He jerked awake in the cold gray of early morning. Outside the tent, the sky was overcast. In the air, he could smell the approach of snow.

The airplane came at noon. Henry was napping. He heard the low thrum in the sky from the eastern end of the lake. He grabbed his jacket and ran out of the tent. The plane dropped toward the water like a swan descending. The floats touched, shattering the glassy lake surface, and the wings squared toward the shoreline where Henry stood. He couldn’t see into the cockpit. The engine cut out, the blur of the propeller ceased, the blades froze. The plane nosed up to solid ground. The door opened.

Leonard Wellington climbed out. He walked along the pontoon with a rope in his hand. Leaping ashore, he tethered the floatplane to one of the large, heavy rocks that littered the shore. He went back to the cabin door and spoke to someone inside. Finally he looked at Henry.

“Wasn’t sure you’d still be here,” he said, stepping off the pontoon. “If I was you, I’d have taken to the woods. Vamoosed.”

Henry only half heard. He was staring at the open cabin door. His heart was a wild horse galloping in his chest. He could barely breathe.

Another man climbed from the belly of the plane. He carried a rifle. Henry’s hope cracked into a thousand pieces.

Wellington saw his face. “Expecting Maria? You’ll never see her again, Henry. That’s the way she wants it. You killed her father. That’s right, he’s dead. Yesterday.”
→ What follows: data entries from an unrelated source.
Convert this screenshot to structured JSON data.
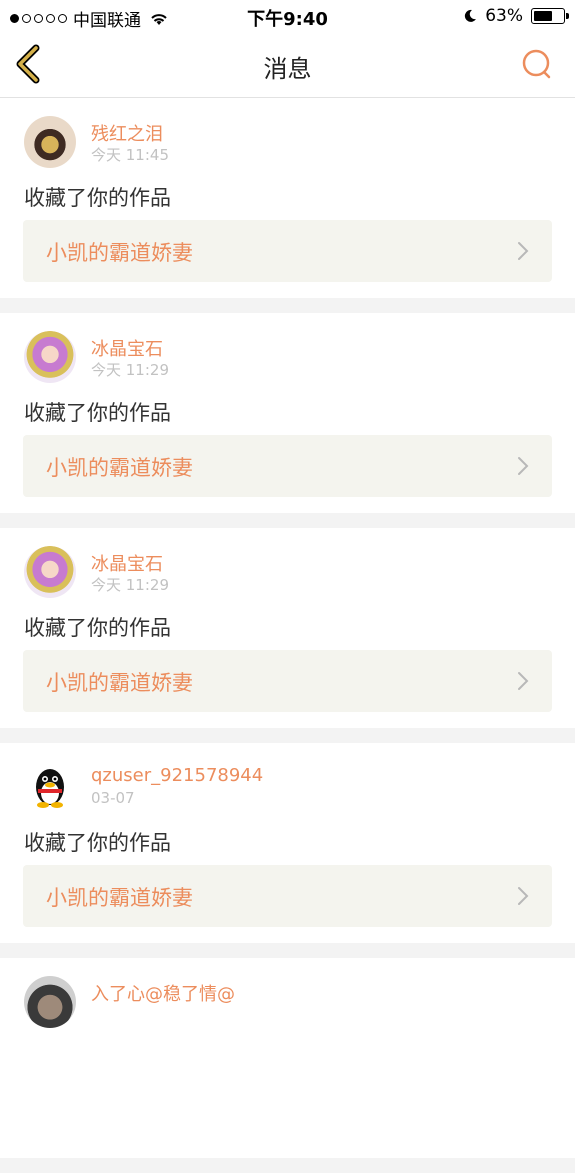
{
  "status_bar": {
    "signal_dots": 5,
    "signal_filled": 1,
    "carrier": "中国联通",
    "time": "下午9:40",
    "battery_percent": "63%",
    "battery_level": 0.63
  },
  "nav": {
    "title": "消息",
    "back_icon": "chevron-left-icon",
    "search_icon": "search-icon",
    "accent_color": "#ec8d5d",
    "back_color": "#d5b14a"
  },
  "messages": [
    {
      "user": "残红之泪",
      "time": "今天 11:45",
      "action": "收藏了你的作品",
      "work_title": "小凯的霸道娇妻",
      "avatar": "flower"
    },
    {
      "user": "冰晶宝石",
      "time": "今天 11:29",
      "action": "收藏了你的作品",
      "work_title": "小凯的霸道娇妻",
      "avatar": "girl"
    },
    {
      "user": "冰晶宝石",
      "time": "今天 11:29",
      "action": "收藏了你的作品",
      "work_title": "小凯的霸道娇妻",
      "avatar": "girl"
    },
    {
      "user": "qzuser_921578944",
      "time": "03-07",
      "action": "收藏了你的作品",
      "work_title": "小凯的霸道娇妻",
      "avatar": "penguin"
    },
    {
      "user": "入了心@稳了情@",
      "time": "",
      "action": "",
      "work_title": "",
      "avatar": "boy"
    }
  ]
}
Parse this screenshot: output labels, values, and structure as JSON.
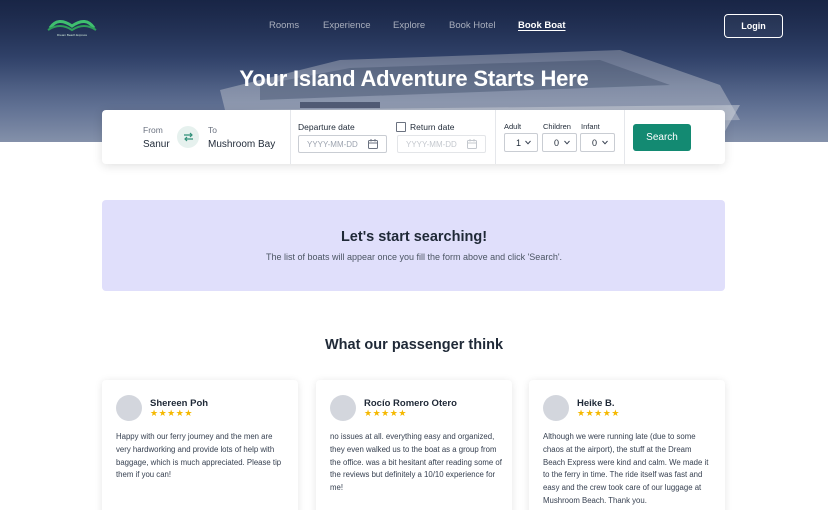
{
  "brand": {
    "logo_text": "Dream Beach Express"
  },
  "nav": {
    "items": [
      {
        "label": "Rooms"
      },
      {
        "label": "Experience"
      },
      {
        "label": "Explore"
      },
      {
        "label": "Book Hotel"
      },
      {
        "label": "Book Boat",
        "active": true
      }
    ],
    "login_label": "Login"
  },
  "hero": {
    "title": "Your Island Adventure Starts Here"
  },
  "search": {
    "from_label": "From",
    "from_value": "Sanur",
    "to_label": "To",
    "to_value": "Mushroom Bay",
    "departure_label": "Departure date",
    "departure_placeholder": "YYYY-MM-DD",
    "return_label": "Return date",
    "return_placeholder": "YYYY-MM-DD",
    "return_checked": false,
    "adult_label": "Adult",
    "adult_value": "1",
    "children_label": "Children",
    "children_value": "0",
    "infant_label": "Infant",
    "infant_value": "0",
    "search_label": "Search"
  },
  "info": {
    "title": "Let's start searching!",
    "text": "The list of boats will appear once you fill the form above and click 'Search'."
  },
  "reviews_section": {
    "title": "What our passenger think"
  },
  "reviews": [
    {
      "name": "Shereen Poh",
      "stars": 5,
      "text": "Happy with our ferry journey and the men are very hardworking and provide lots of help with baggage, which is much appreciated. Please tip them if you can!"
    },
    {
      "name": "Rocío Romero Otero",
      "stars": 5,
      "text": "no issues at all. everything easy and organized, they even walked us to the boat as a group from the office. was a bit hesitant after reading some of the reviews but definitely a 10/10 experience for me!"
    },
    {
      "name": "Heike B.",
      "stars": 5,
      "text": "Although we were running late (due to some chaos at the airport), the stuff at the Dream Beach Express were kind and calm. We made it to the ferry in time. The ride itself was fast and easy and the crew took care of our luggage at Mushroom Beach. Thank you."
    }
  ],
  "colors": {
    "accent": "#138a72",
    "info_bg": "#e0dffb",
    "star": "#f5b800"
  }
}
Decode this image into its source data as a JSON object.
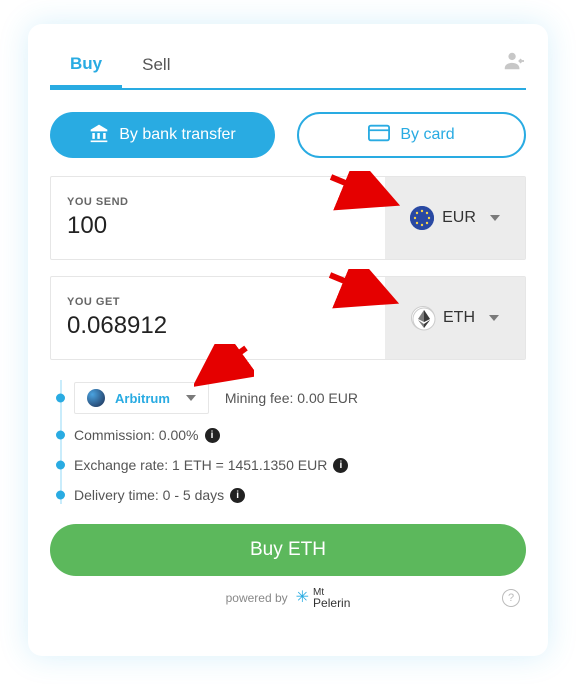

Henry stared at the man who’d come with Wellington. He didn’t look like a policeman. He looked Indian, and familiar.

“Maria told me about the Negro, Henry,” Wellington went on. “We have a deal to offer you. Take me to him and the police will never know it was you who killed Carlos Lima. You have my word, eh.”

Henry didn’t answer. He felt dull, thick-witted. Nothing made sense.

“She hates you,” Wellington said. “She wanted to come with me and tell you that herself, but I persuaded her to let me handle this, man to man.”

Henry opened his mouth. He had no idea what he was going to say. What came out was, “I don’t believe you.” He eyed the Indian, who now stood behind Wellington, the rifle cradled across his chest.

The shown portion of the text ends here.